HOMETOWN Montclair, NJ
ON THE WEB Pamela Redmond Satran
NUMBER OF CHILDREN Three
DAY JOB Writer
RELATIONSHIP STATUS Married
FAVORITE CHILDREN’S BOOK Always My Dad, by Sharon Dennis Wyeth. Sharon is a Montclair author and friend and this deceptively simply-looking illustrated book, now out of print, is one that never fails to move me to tears. It accurately captures the intense love between parent and child.
HOW DO YOU COMBINE WORK AND FAMILY?
My children are grown now, but I was a serious writer throughout their entire growing up and tried many different configurations of time and childcare. When my daughter, now 29, was very young, I worked full-time as an editor at Glamour. She had a wonderful babysitter and then went to preschool, but I remember that time as being very difficult – long days, lots of transitions for all of us, and while we were all happy with what we were doing, it wasn’t first choice.
After my older son, who’s now 22, was born, I began working 20 or 25 hours a week as a freelance writer, with a sitter in the home, which made everyone’s life easier. But because I was paying for a sitter, I felt that I had to spend my time doing work that paid money, and so wrote magazine articles and nonfiction books.
When my younger son, now 18, started preschool, I decided it was time to become more serious about fiction writing, a career ambition that had been on hold for many years. I took some classes, found a writers’ group, began letting myself devote some of my work time to a novel.

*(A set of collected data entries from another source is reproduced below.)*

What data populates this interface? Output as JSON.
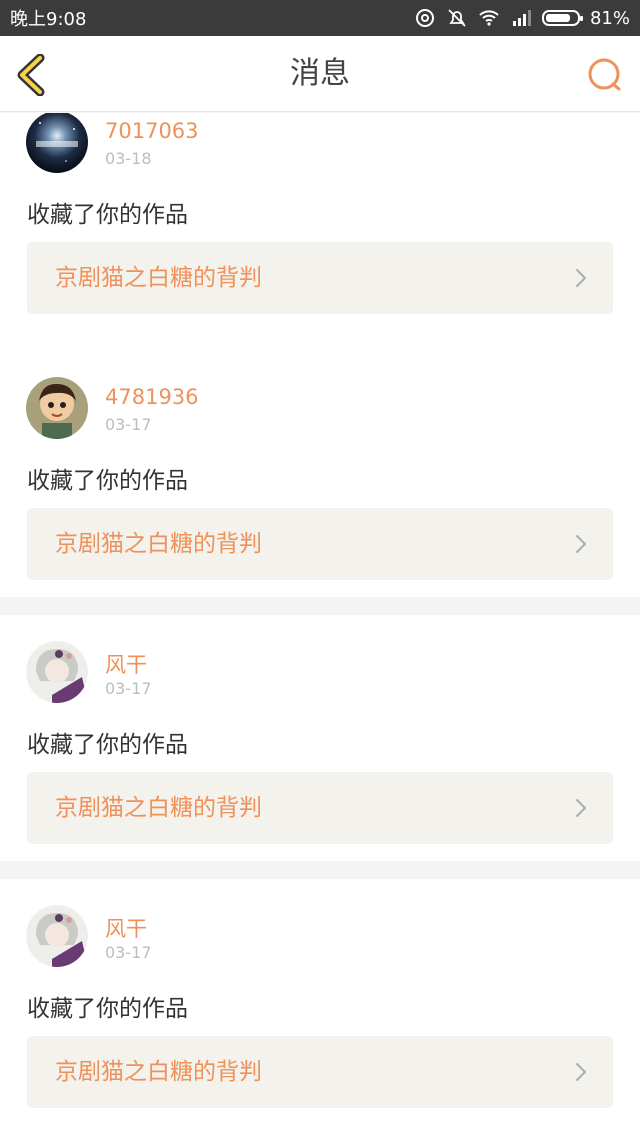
{
  "status_bar": {
    "time": "晚上9:08",
    "battery": "81%",
    "battery_level": 0.81,
    "icons": [
      "sync-icon",
      "bell-muted-icon",
      "wifi-icon",
      "signal-icon",
      "battery-icon"
    ]
  },
  "header": {
    "title": "消息",
    "back_icon": "chevron-left-icon",
    "search_icon": "search-icon",
    "accent_color": "#f0915a"
  },
  "messages": [
    {
      "username": "7017063",
      "date": "03-18",
      "action": "收藏了你的作品",
      "work_title": "京剧猫之白糖的背判",
      "avatar_icon": "galaxy-avatar"
    },
    {
      "username": "4781936",
      "date": "03-17",
      "action": "收藏了你的作品",
      "work_title": "京剧猫之白糖的背判",
      "avatar_icon": "cartoon-boy-avatar"
    },
    {
      "username": "风干",
      "date": "03-17",
      "action": "收藏了你的作品",
      "work_title": "京剧猫之白糖的背判",
      "avatar_icon": "anime-girl-avatar"
    },
    {
      "username": "风干",
      "date": "03-17",
      "action": "收藏了你的作品",
      "work_title": "京剧猫之白糖的背判",
      "avatar_icon": "anime-girl-avatar"
    }
  ]
}
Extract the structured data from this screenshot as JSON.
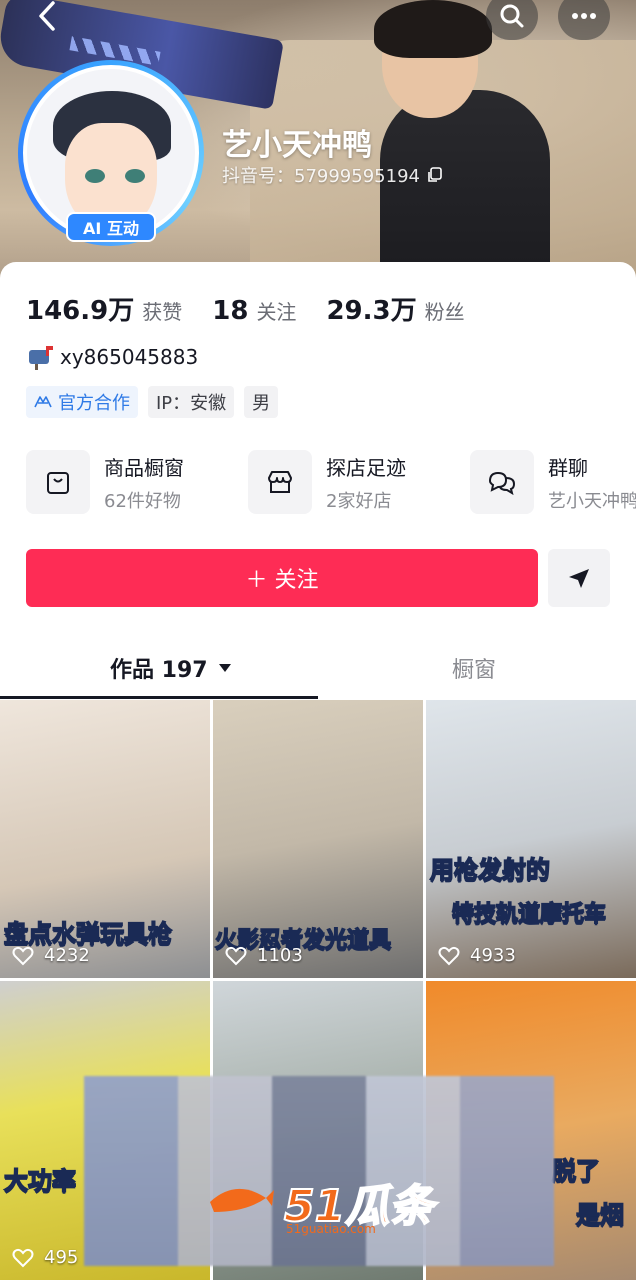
{
  "profile": {
    "name": "艺小天冲鸭",
    "douyin_id": "抖音号：57999595194",
    "ai_badge": "AI 互动",
    "bio": "xy865045883"
  },
  "stats": [
    {
      "num": "146.9万",
      "label": "获赞"
    },
    {
      "num": "18",
      "label": "关注"
    },
    {
      "num": "29.3万",
      "label": "粉丝"
    }
  ],
  "tags": {
    "official": "官方合作",
    "ip": "IP：安徽",
    "gender": "男"
  },
  "shortcuts": [
    {
      "title": "商品橱窗",
      "sub": "62件好物",
      "icon": "shopping-bag-icon"
    },
    {
      "title": "探店足迹",
      "sub": "2家好店",
      "icon": "store-icon"
    },
    {
      "title": "群聊",
      "sub": "艺小天冲鸭",
      "icon": "chat-bubbles-icon"
    }
  ],
  "actions": {
    "follow": "＋ 关注"
  },
  "tabs": {
    "works": "作品 197",
    "showcase": "橱窗"
  },
  "videos": [
    {
      "caption": "盘点水弹玩具枪",
      "likes": "4232"
    },
    {
      "caption": "火影忍者发光道具",
      "likes": "1103"
    },
    {
      "caption_line1": "用枪发射的",
      "caption_line2": "特技轨道摩托车",
      "likes": "4933"
    },
    {
      "caption": "大功率",
      "likes": "495"
    },
    {
      "caption": "",
      "likes": ""
    },
    {
      "caption_line1": "脱了",
      "caption_line2": "是烟",
      "likes": ""
    }
  ],
  "watermark": {
    "brand": "51瓜条",
    "url": "51guatiao.com"
  },
  "colors": {
    "accent": "#fe2c55",
    "official_blue": "#2f7ae6",
    "ai_badge": "#2e88ff"
  }
}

That book became The Man I Should Have Married, published by Simon & Schuster in 2003. My seventh novel, The Possibility of You, which is a deeper, more ambitious book than I’ve attempted before, is published February 21 by Simon & Schuster’s Gallery Books.
HOW HAS PARENTING CHANGED YOU AS AN INDIVIDUAL?

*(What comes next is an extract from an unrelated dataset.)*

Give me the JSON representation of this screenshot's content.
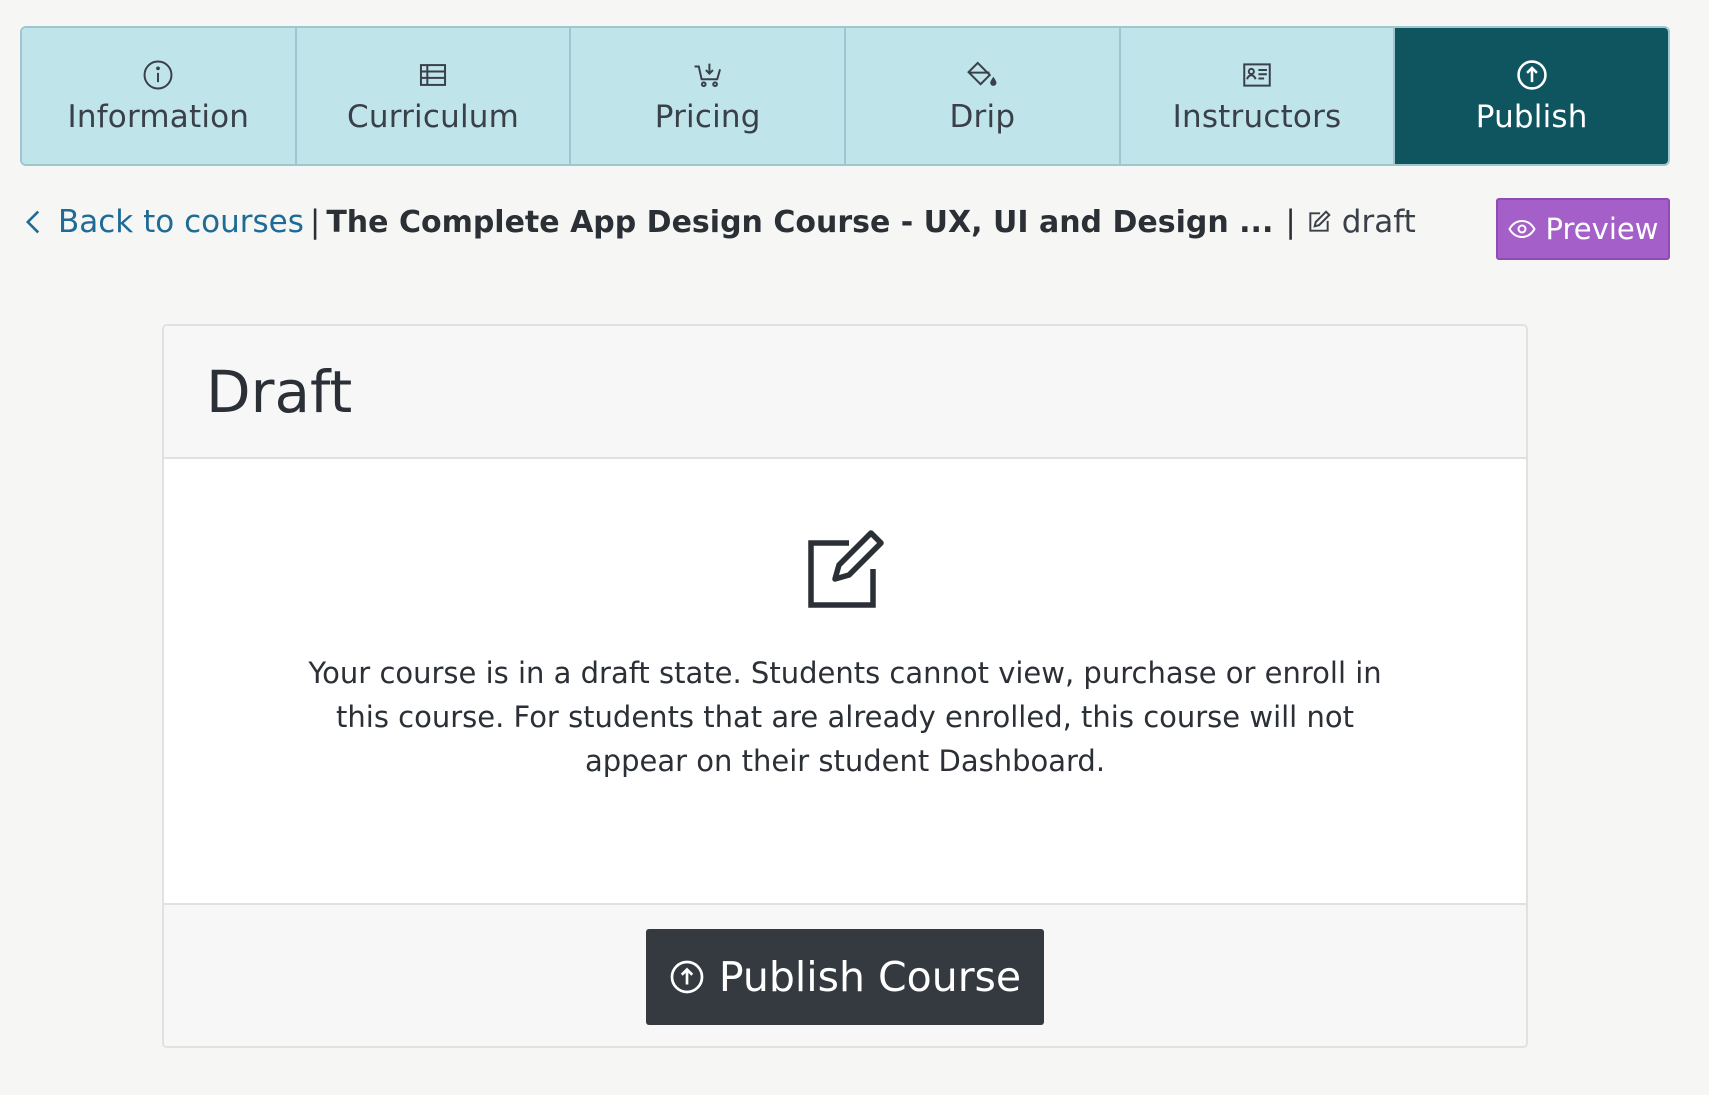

I was walking with my older son in his East Village neighborhood when a crazy-looking hippie woman, with long wild hair and moth-eaten vintage clothing, walked by, muttering to herself, looking as if she was on her way home to feed her 37 cats. “That’s me if I’d never married dad and had you guys,” I said to my son. He didn’t even hesitate before nodding in agreement.
HOW HAS PARENTING AFFECTED YOUR RELATIONSHIP?
My husband and I married seven months after going out and had our first child a year later, and so in a way we have always been parents. It’s only now that our youngest child has gone to college that we are alone together for the first time and creating a relationship as a married couple. And so that’s what seems different to me, in that we rely primarily on each other for company, entertainment, advice, help, whereas before there were always children there in the mix.
WHAT ARE YOUR STRENGTHS AS A PARENT AND WHAT ARE YOUR WEAKNESSES?
My children are old enough now to tell me what they think my strengths and weaknesses are, which are very much not the same as what I might think they are. They feel that I’m very demanding and that my expectations of them are very (too) high, that that creates too much pressure and makes the relationship between us stressful. I see myself as a lot more relaxed and accepting and loving than that, and if I see my kids as the smartest, most beautiful, most interesting people on earth, I think that’s a strength as a parent. But my kids don’t see it or experience it like that, at least not yet.
WHAT IS YOUR WORST PARENTING MOMENT?
The few junctures where I seriously feared there was something wrong with my child stand out: my five-year-old daughter wandering away from us in Atlantic City and being lost for 20 minutes until a security guard found her standing near the elevators, wanting to go for a ride by herself. My one-year-old son drinking window cleaner in the two minutes I was distracted by a phone call. Horrible. But all ended fine.
WHAT IS YOUR BEST PARENTING MOMENT?
A thousand moments all the same – sitting snuggling with a child doing something simple, watching television or reading a book or just talking. That’s as good as it gets.